Reputation: 8312
I am using a batch file my.bat as given below:
@echo off
setlocal enabledelayedexpansion
for /F "tokens=*" %%A in (user.txt) do (
sqlplus -s -l %%A @fetch.sql
) >> output.txt
where user.txt (list of all user details for which I need expiry date. this list may have around 40-50 rows) is:
dbuser/password@database1
readuser/p@ssw0rd@database1
adminuser/Pa$$word@database2
.......
.......
.......
and fetch.sql is:
set pagesize 200
set linesize 200
select username, expiry_date from user_users;
exit;
The problem I am facing is, script my.bat captures here all the required details in output.txt along with SQL ERRORS (ORA-01017: invalid username/password; logon denied ,ORA-12154: TNS:could not resolve the connect identifier specified, ORA-28000: the account is locked ) but its getting hanged at the point whenever it encounteres below error message :
ERROR:
ORA-28001: the password has expired
Changing password for readuser
Please can you let me know how I can ignore this ERROR message too and keep my script running further ?
Upvotes: 1
Views: 796
Reputation: 191380
You can have whenever sqlerror exit failure
in your SQL script, but because you only run that after a successful connection it won't catch this error.
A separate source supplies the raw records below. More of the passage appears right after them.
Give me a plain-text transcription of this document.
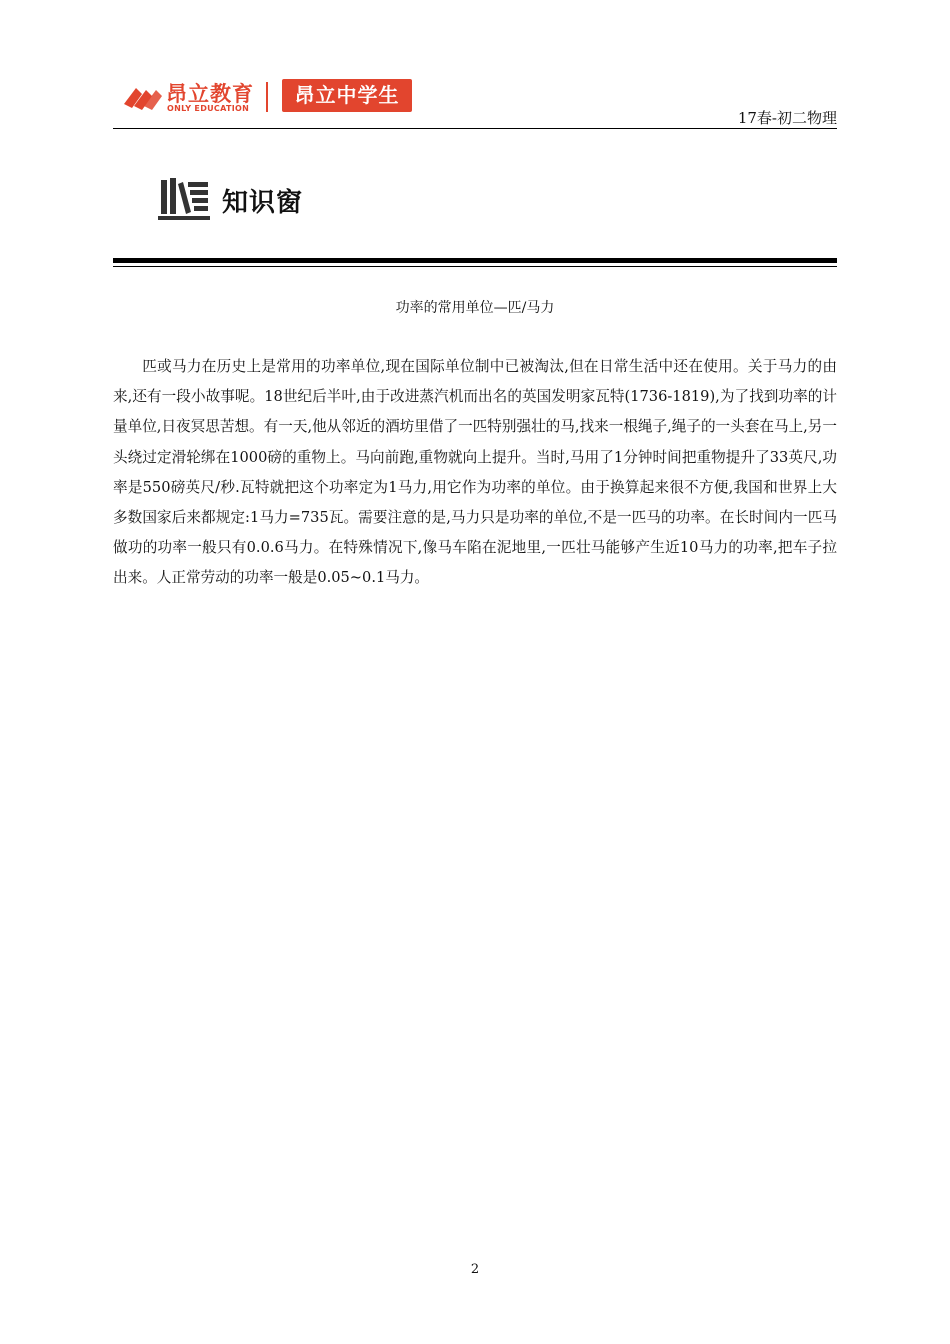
昂立教育
ONLY EDUCATION
昂立中学生
17春-初二物理
知识窗
功率的常用单位—匹/马力

匹或马力在历史上是常用的功率单位,现在国际单位制中已被淘汰,但在日常生活中还在使用。关于马力的由来,还有一段小故事呢。18世纪后半叶,由于改进蒸汽机而出名的英国发明家瓦特(1736-1819),为了找到功率的计量单位,日夜冥思苦想。有一天,他从邻近的酒坊里借了一匹特别强壮的马,找来一根绳子,绳子的一头套在马上,另一头绕过定滑轮绑在1000磅的重物上。马向前跑,重物就向上提升。当时,马用了1分钟时间把重物提升了33英尺,功率是550磅英尺/秒.瓦特就把这个功率定为1马力,用它作为功率的单位。由于换算起来很不方便,我国和世界上大多数国家后来都规定:1马力=735瓦。需要注意的是,马力只是功率的单位,不是一匹马的功率。在长时间内一匹马做功的功率一般只有0.0.6马力。在特殊情况下,像马车陷在泥地里,一匹壮马能够产生近10马力的功率,把车子拉出来。人正常劳动的功率一般是0.05~0.1马力。

2
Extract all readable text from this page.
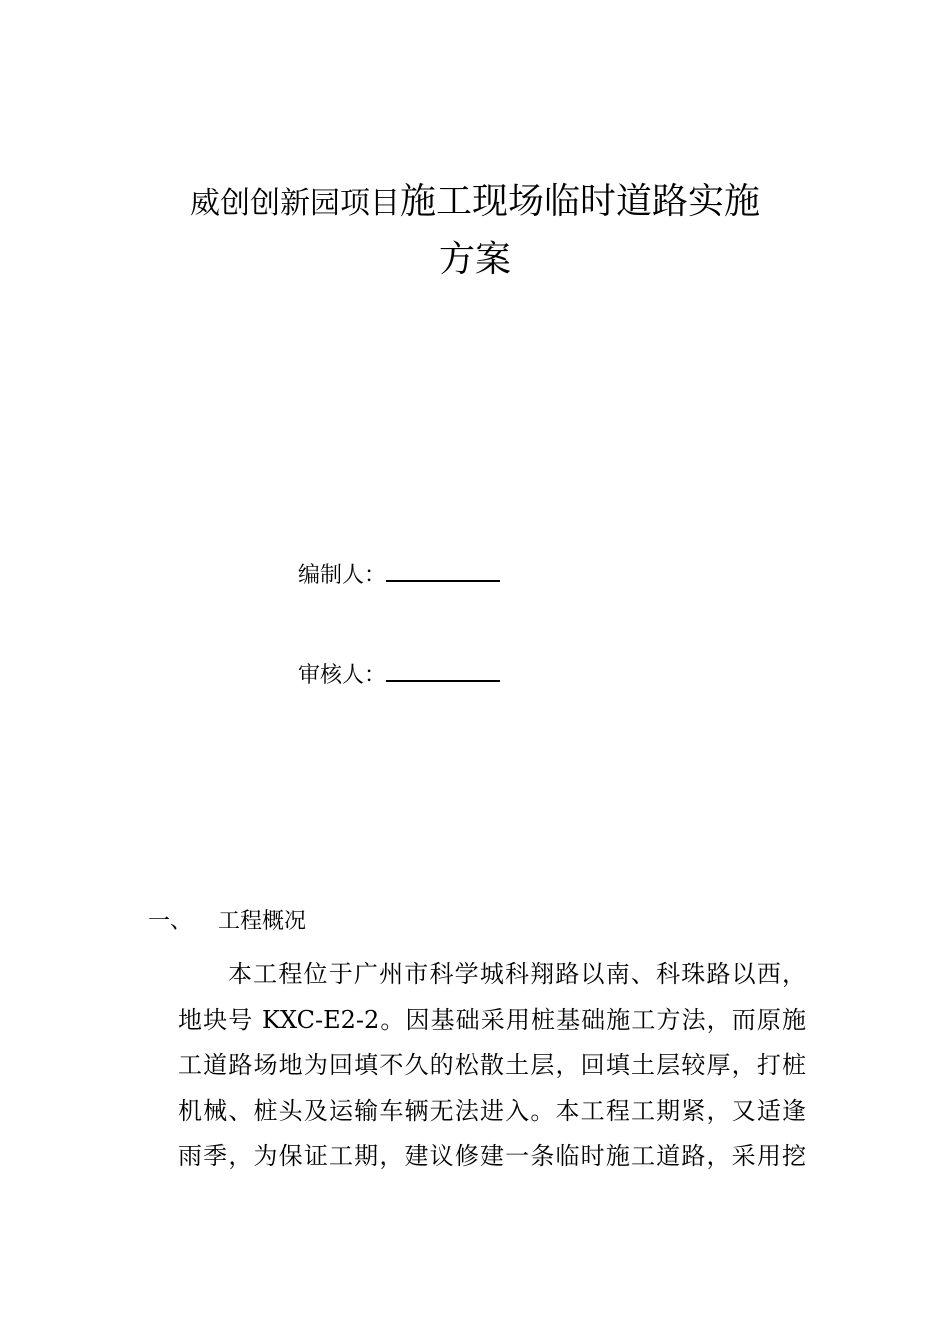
威创创新园项目施工现场临时道路实施
方案
编制人：
审核人：
一、 工程概况
本工程位于广州市科学城科翔路以南、科珠路以西，
地块号 KXC-E2-2。因基础采用桩基础施工方法，而原施
工道路场地为回填不久的松散土层，回填土层较厚，打桩
机械、桩头及运输车辆无法进入。本工程工期紧，又适逢
雨季，为保证工期，建议修建一条临时施工道路，采用挖
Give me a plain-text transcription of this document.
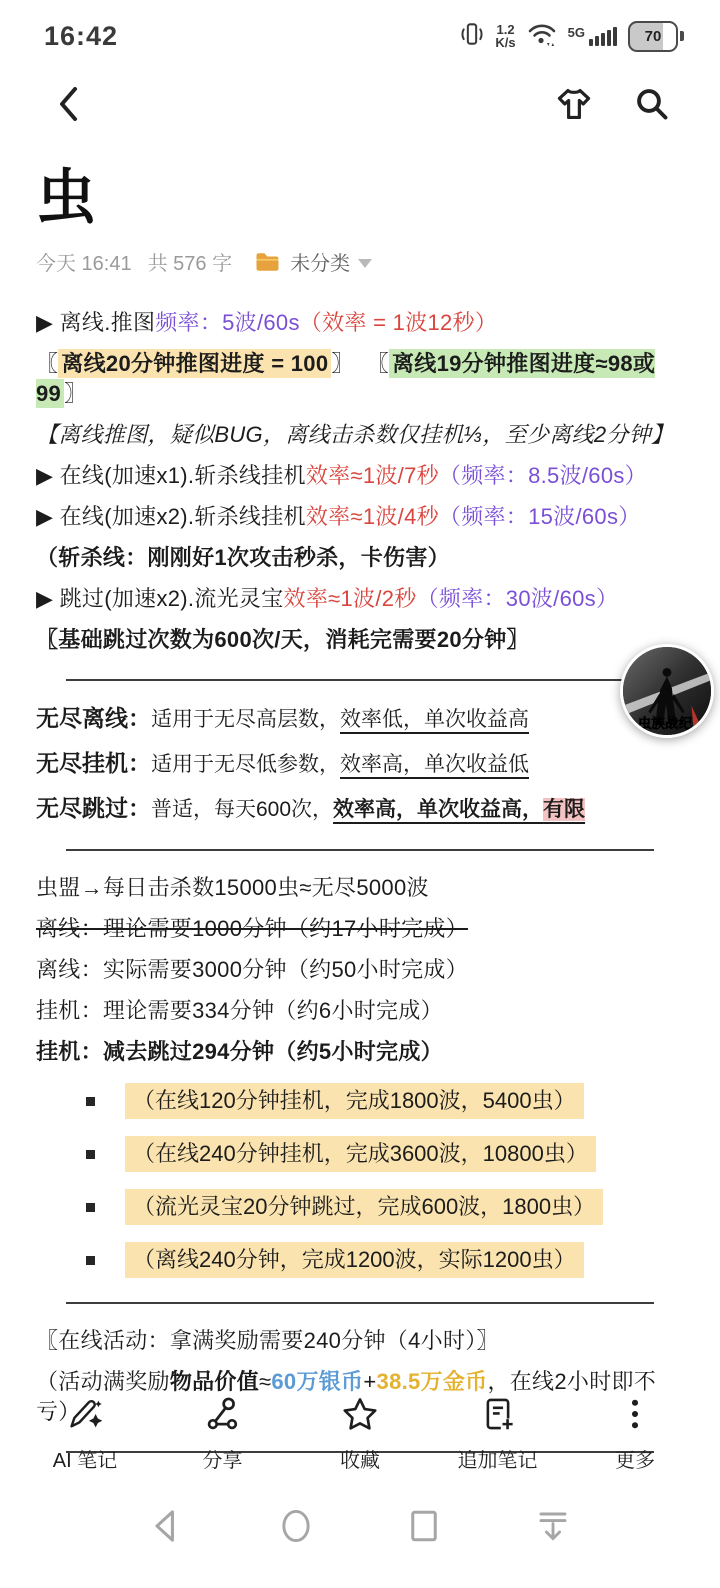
16:42	1.2
K/s
5G	70
虫
今天 16:41 共 576 字	未分类
▶ 离线.推图频率：5波/60s（效率 = 1波12秒）
〖 离线20分钟推图进度 = 100 〗 〖 离线19分钟推图进度≈98或99 〗
【离线推图，疑似BUG，离线击杀数仅挂机⅓，至少离线2分钟】
▶ 在线(加速x1).斩杀线挂机效率≈1波/7秒（频率：8.5波/60s）
▶ 在线(加速x2).斩杀线挂机效率≈1波/4秒（频率：15波/60s）
（斩杀线：刚刚好1次攻击秒杀，卡伤害）
▶ 跳过(加速x2).流光灵宝效率≈1波/2秒（频率：30波/60s）
〖基础跳过次数为600次/天，消耗完需要20分钟〗
无尽离线：适用于无尽高层数，效率低，单次收益高
无尽挂机：适用于无尽低参数，效率高，单次收益低
无尽跳过：普适，每天600次，效率高，单次收益高，有限
虫盟→每日击杀数15000虫≈无尽5000波
离线：理论需要1000分钟（约17小时完成）
离线：实际需要3000分钟（约50小时完成）
挂机：理论需要334分钟（约6小时完成）
挂机：减去跳过294分钟（约5小时完成）
（在线120分钟挂机，完成1800波，5400虫）
（在线240分钟挂机，完成3600波，10800虫）
（流光灵宝20分钟跳过，完成600波，1800虫）
（离线240分钟，完成1200波，实际1200虫）
〖在线活动：拿满奖励需要240分钟（4小时）〗
（活动满奖励物品价值≈60万银币+38.5万金币，在线2小时即不亏）
虫族战纪
AI 笔记	分享	收藏	追加笔记	更多
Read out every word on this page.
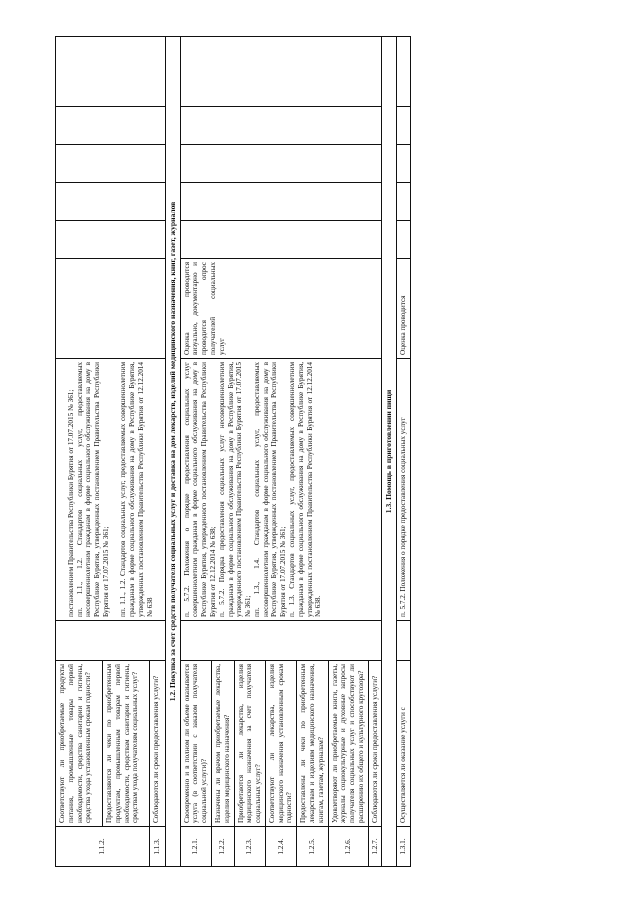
1.1.2.	Соответствуют ли приобретаемые продукты питания, промышленные товары первой необходимости, средства санитарии и гигиены, средства ухода установленным срокам годности?		постановлением Правительства Республики Бурятия от 17.07.2015 № 361;
пп. 1.1., 1.2. Стандартов социальных услуг, предоставляемых несовершеннолетним гражданам в форме социального обслуживания на дому в Республике Бурятия, утвержденных постановлением Правительства Республики Бурятия от 17.07.2015 № 361; пп. 1.1., 1.2. Стандартов социальных услуг, предоставляемых совершеннолетним гражданам в форме социального обслуживания на дому в Республике Бурятия, утвержденных постановлением Правительства Республики Бурятия от 12.12.2014 № 638						

	Предоставляются ли чеки по приобретенным продуктам, промышленным товарам первой необходимости, средствам санитарии и гигиены, средствам ухода получателям социальных услуг?								
1.1.3.	Соблюдаются ли сроки предоставления услуги?								
1.2. Покупка за счет средств получателя социальных услуг и доставка на дом лекарств, изделий медицинского назначения, книг, газет, журналов									
1.2.1.	Своевременно и в полном ли объеме оказывается услуга (в соответствии с заказом получателя социальной услуги)?		п. 5.7.2. Положения о порядке предоставления социальных услуг совершеннолетним гражданам в форме социального обслуживания на дому в Республике Бурятия, утвержденного постановлением Правительства Республики Бурятия от 12.12.2014 № 638;
п. 5.7.2. Порядка предоставления социальных услуг несовершеннолетним гражданам в форме социального обслуживания на дому в Республике Бурятия, утвержденного постановлением Правительства Республики Бурятия от 17.07.2015 № 361;
пп. 1.3., 1.4. Стандартов социальных услуг, предоставляемых несовершеннолетним гражданам в форме социального обслуживания на дому в Республике Бурятия, утвержденных постановлением Правительства Республики Бурятия от 17.07.2015 № 361;
п. 1.3. Стандартов социальных услуг, предоставляемых совершеннолетним гражданам в форме социального обслуживания на дому в Республике Бурятия, утвержденных постановлением Правительства Республики Бурятия от 12.12.2014 № 638.	Оценка проводится визуально, документарно и проводится опрос получателей социальных услуг					
1.2.2.	Назначены ли врачом приобретаемые лекарства, изделия медицинского назначения?								
1.2.3.	Приобретаются ли лекарства, изделия медицинского назначения за счет получателя социальных услуг?								
1.2.4.	Соответствуют ли лекарства, изделия медицинского назначения установленным срокам годности?								
1.2.5.	Предоставлены ли чеки по приобретенным лекарствам и изделиям медицинского назначения, книгам, газетам, журналам?								
1.2.6.	Удовлетворяют ли приобретаемые книги, газеты, журналы социокультурные и духовные запросы получателя социальных услуг и способствуют ли расширению их общего и культурного кругозора?								
1.2.7.	Соблюдаются ли сроки предоставления услуги?								
1.3. Помощь в приготовлении пищи									
1.3.1.	Осуществляется ли оказание услуги с		п. 5.7.2. Положения о порядке предоставления социальных услуг	Оценка проводится					
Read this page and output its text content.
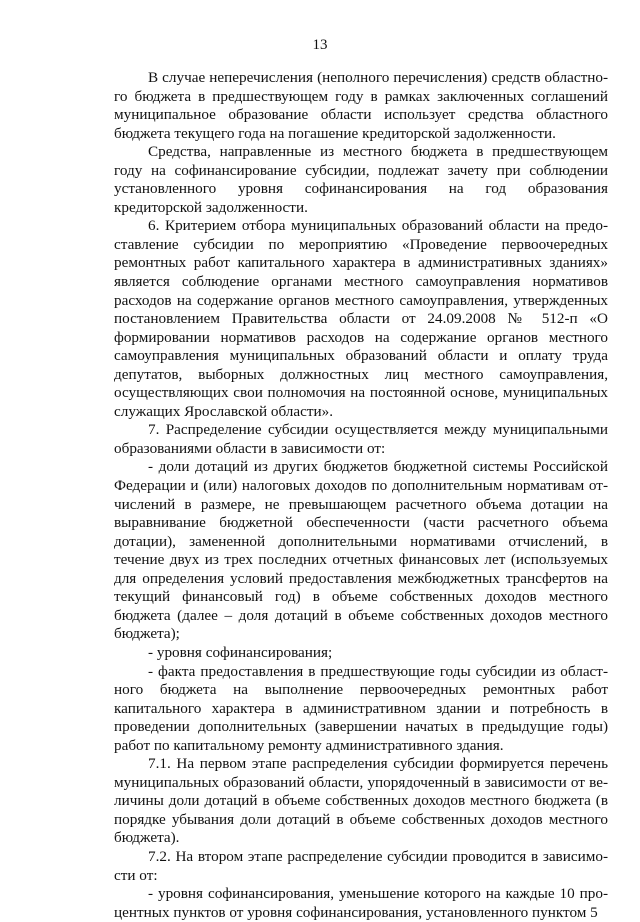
13

В случае неперечисления (неполного перечисления) средств областного бюджета в предшествующем году в рамках заключенных соглашений муниципальное образование области использует средства областного бюджета текущего года на погашение кредиторской задолженности.

Средства, направленные из местного бюджета в предшествующем году на софинансирование субсидии, подлежат зачету при соблюдении установленного уровня софинансирования на год образования кредиторской задолженности.

6. Критерием отбора муниципальных образований области на предоставление субсидии по мероприятию «Проведение первоочередных ремонтных работ капитального характера в административных зданиях» является соблюдение органами местного самоуправления нормативов расходов на содержание органов местного самоуправления, утвержденных постановлением Правительства области от 24.09.2008 № 512-п «О формировании нормативов расходов на содержание органов местного самоуправления муниципальных образований области и оплату труда депутатов, выборных должностных лиц местного самоуправления, осуществляющих свои полномочия на постоянной основе, муниципальных служащих Ярославской области».

7. Распределение субсидии осуществляется между муниципальными образованиями области в зависимости от:

- доли дотаций из других бюджетов бюджетной системы Российской Федерации и (или) налоговых доходов по дополнительным нормативам отчислений в размере, не превышающем расчетного объема дотации на выравнивание бюджетной обеспеченности (части расчетного объема дотации), замененной дополнительными нормативами отчислений, в течение двух из трех последних отчетных финансовых лет (используемых для определения условий предоставления межбюджетных трансфертов на текущий финансовый год) в объеме собственных доходов местного бюджета (далее – доля дотаций в объеме собственных доходов местного бюджета);

- уровня софинансирования;

- факта предоставления в предшествующие годы субсидии из областного бюджета на выполнение первоочередных ремонтных работ капитального характера в административном здании и потребность в проведении дополнительных (завершении начатых в предыдущие годы) работ по капитальному ремонту административного здания.

7.1. На первом этапе распределения субсидии формируется перечень муниципальных образований области, упорядоченный в зависимости от величины доли дотаций в объеме собственных доходов местного бюджета (в порядке убывания доли дотаций в объеме собственных доходов местного бюджета).

7.2. На втором этапе распределение субсидии проводится в зависимости от:

- уровня софинансирования, уменьшение которого на каждые 10 процентных пунктов от уровня софинансирования, установленного пунктом 5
You could instead launch SQL*Plus without logging in, using the /nolog
switch, and then connect explicitly:
@echo off
setlocal enabledelayedexpansion
for /F "tokens=*" %%A in (user.txt) do (
(
echo whenever sqlerror exit failure
echo connect %%A
echo @fetch.sql
) | sqlplus -s /nolog
) >> output.txt
This also means your credentials aren't supplied on the command line; not sure about Windows so much but on other platforms that is a considerable security risk. Of course you still have them stored in a plain text file which itself isn't very secure, so that's more of a general point.
You could put your fetch.sql
statements directly in the batch file if you prefer, by echoing those instead of the @
start command; same effect but one less file to maintain.